ただ、パンを使ったために新たに菓子製造業許可が必要になり、保健所からストップがかかるなど、販売できるまで時間がかかった商品でもあります。そういった「脱・練り物」に挑戦する際の思わぬ苦労も含め、様々な思いを込めた商品となりました。
外はカリッとジューシー、
中はチーズの風味豊かでおやつやおかず、ビールのおつまみにもおすすめ。
かまぼこのイメージが変わるちょっとジャンクなおいしさ。
―「はまドッグ」はどんな人やシーンにおすすめの商品ですか?
清水 油で揚げており、チーズも入ってボリュームがあるので、若い方をターゲットにしています。小腹がすいたときやおかずの一つとして気軽に食べてほしいです。現在は高速道路のサービスエリアでも販売しており、いままでの商品とは違う販売展開をしたいと思っています。
すり身にチーズやベーコンも加えているのがこだわり。
手で持って気軽に食べることもでき、ボリューム感もばっちり!
―幅広い年代におすすめしたい大人気商品もあるとか?
清水 「チーズ大好きおさかな家族」というお魚型のかまぼこで、ムラサキ芋など5種類の国産野菜パウダーですり身を色付けし、柔らかなチーズを包みました。カラフルで可愛らしく、お土産やお弁当のおかずにも喜ばれます。「練り物」は年配の方向けのイメージがあるので、こういった商品もSNSやホームページで知っていただき、幅広い年代の方に手に取ってほしいです。

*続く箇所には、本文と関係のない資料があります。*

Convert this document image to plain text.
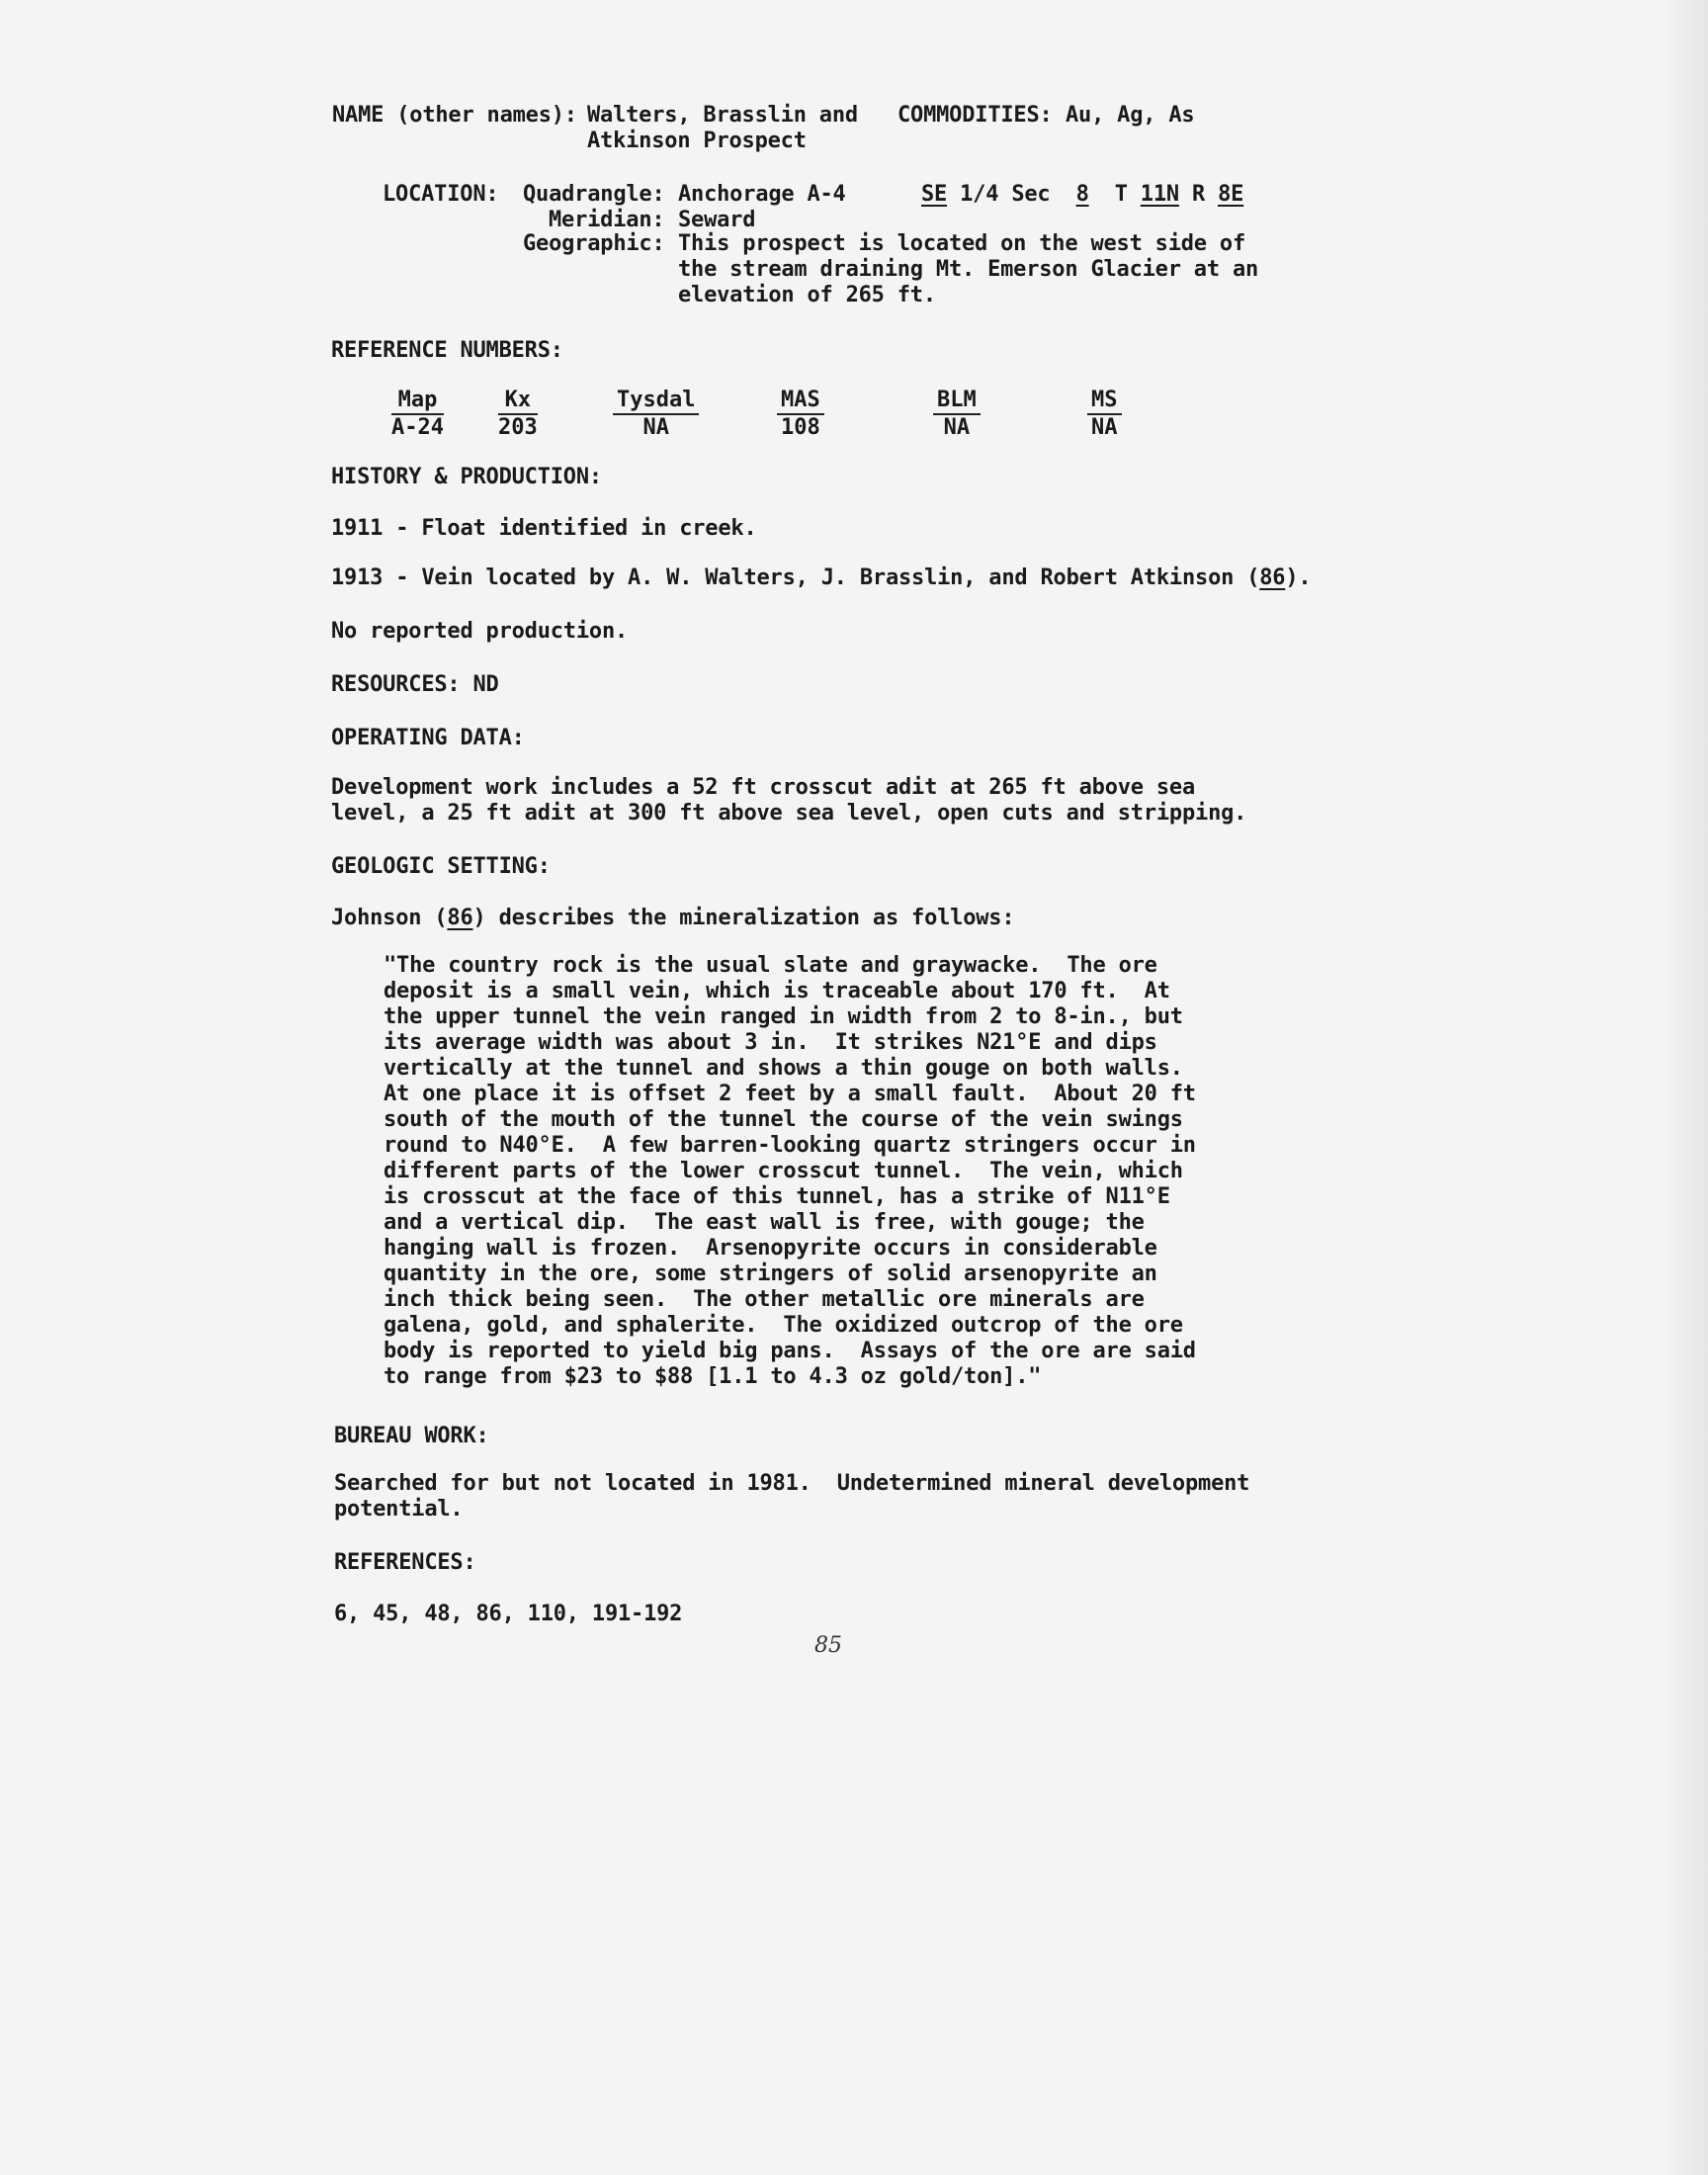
NAME (other names): Walters, Brasslin and
Atkinson Prospect
COMMODITIES: Au, Ag, As
LOCATION: Quadrangle: Anchorage A-4	SE 1/4 Sec 8 T 11N R 8E
Meridian: Seward
Geographic: This prospect is located on the west side of
the stream draining Mt. Emerson Glacier at an
elevation of 265 ft.
REFERENCE NUMBERS:
Map
A-24
Kx
203
Tysdal
NA
MAS
108
BLM
NA
MS
NA
HISTORY & PRODUCTION:
1911 - Float identified in creek.
1913 - Vein located by A. W. Walters, J. Brasslin, and Robert Atkinson (86).
No reported production.
RESOURCES: ND
OPERATING DATA:
Development work includes a 52 ft crosscut adit at 265 ft above sea
level, a 25 ft adit at 300 ft above sea level, open cuts and stripping.
GEOLOGIC SETTING:
Johnson (86) describes the mineralization as follows:
"The country rock is the usual slate and graywacke.  The ore
deposit is a small vein, which is traceable about 170 ft.  At
the upper tunnel the vein ranged in width from 2 to 8-in., but
its average width was about 3 in.  It strikes N21°E and dips
vertically at the tunnel and shows a thin gouge on both walls.
At one place it is offset 2 feet by a small fault.  About 20 ft
south of the mouth of the tunnel the course of the vein swings
round to N40°E.  A few barren-looking quartz stringers occur in
different parts of the lower crosscut tunnel.  The vein, which
is crosscut at the face of this tunnel, has a strike of N11°E
and a vertical dip.  The east wall is free, with gouge; the
hanging wall is frozen.  Arsenopyrite occurs in considerable
quantity in the ore, some stringers of solid arsenopyrite an
inch thick being seen.  The other metallic ore minerals are
galena, gold, and sphalerite.  The oxidized outcrop of the ore
body is reported to yield big pans.  Assays of the ore are said
to range from $23 to $88 [1.1 to 4.3 oz gold/ton]."
BUREAU WORK:
Searched for but not located in 1981.  Undetermined mineral development
potential.
REFERENCES:
6, 45, 48, 86, 110, 191-192
85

彩り豊かで可愛らしく、子どもも喜ぶ「おさかな家族」。
着色には100%国産の野菜を使用している。
―御社の今後の展望についてお聞かせ下さい。
清水 現在の弊社の柱は「かまぼこ」なのですが、そのほかにもう一つ柱となる商品を展開し、拡大していく夢を持っています。ただ投資できる範囲には限りがあるため、現在の工場で作れるなかで、違った魅力のある商品を考える姿勢が必要です。新しく、かつおいしい商品をお客様に提供し、リピートに繋げていきたいと思っています。
―締素晴らしいお話をありがとうございました。
「こてまり」(180g)
価格:¥1,134(税込)
店名:美味一膳
電話:0246-75-0501(9:30~17:00 水曜除く)
定休日:インターネットでのご注文は24時間365日受付
商品URL:https://bimi-ichizen.com/shop/3102006-2/
オンラインショップ:https://bimi-ichizen.com/
「はまドッグ」(5本入)
価格:¥1,350(税込)
店名:美味一膳
電話:0246-75-0501(9:30~17:00 水曜除く)
定休日:インターネットでのご注文は24時間365日受付
商品URL:https://bimi-ichizen.com/shop/7101006-2/
オンラインショップ:https://bimi-ichizen.com/
※紹介した商品・店舗情報はすべて、WEB掲載時の情報です。
変更もしくは販売が終了していることもあります。
<Guest’s profile>
清水淳子(株式会社夕月 代表取締役社長)
1962年福島県いわき市生まれ。東海大学卒業後、セゾングループに入社し、10年の社会経験を経て1993年に株式会社夕月に入社。2018年に同社代表取締役社長に就任。いわき信用組合理事、商工会議所工業部会副理事も務める。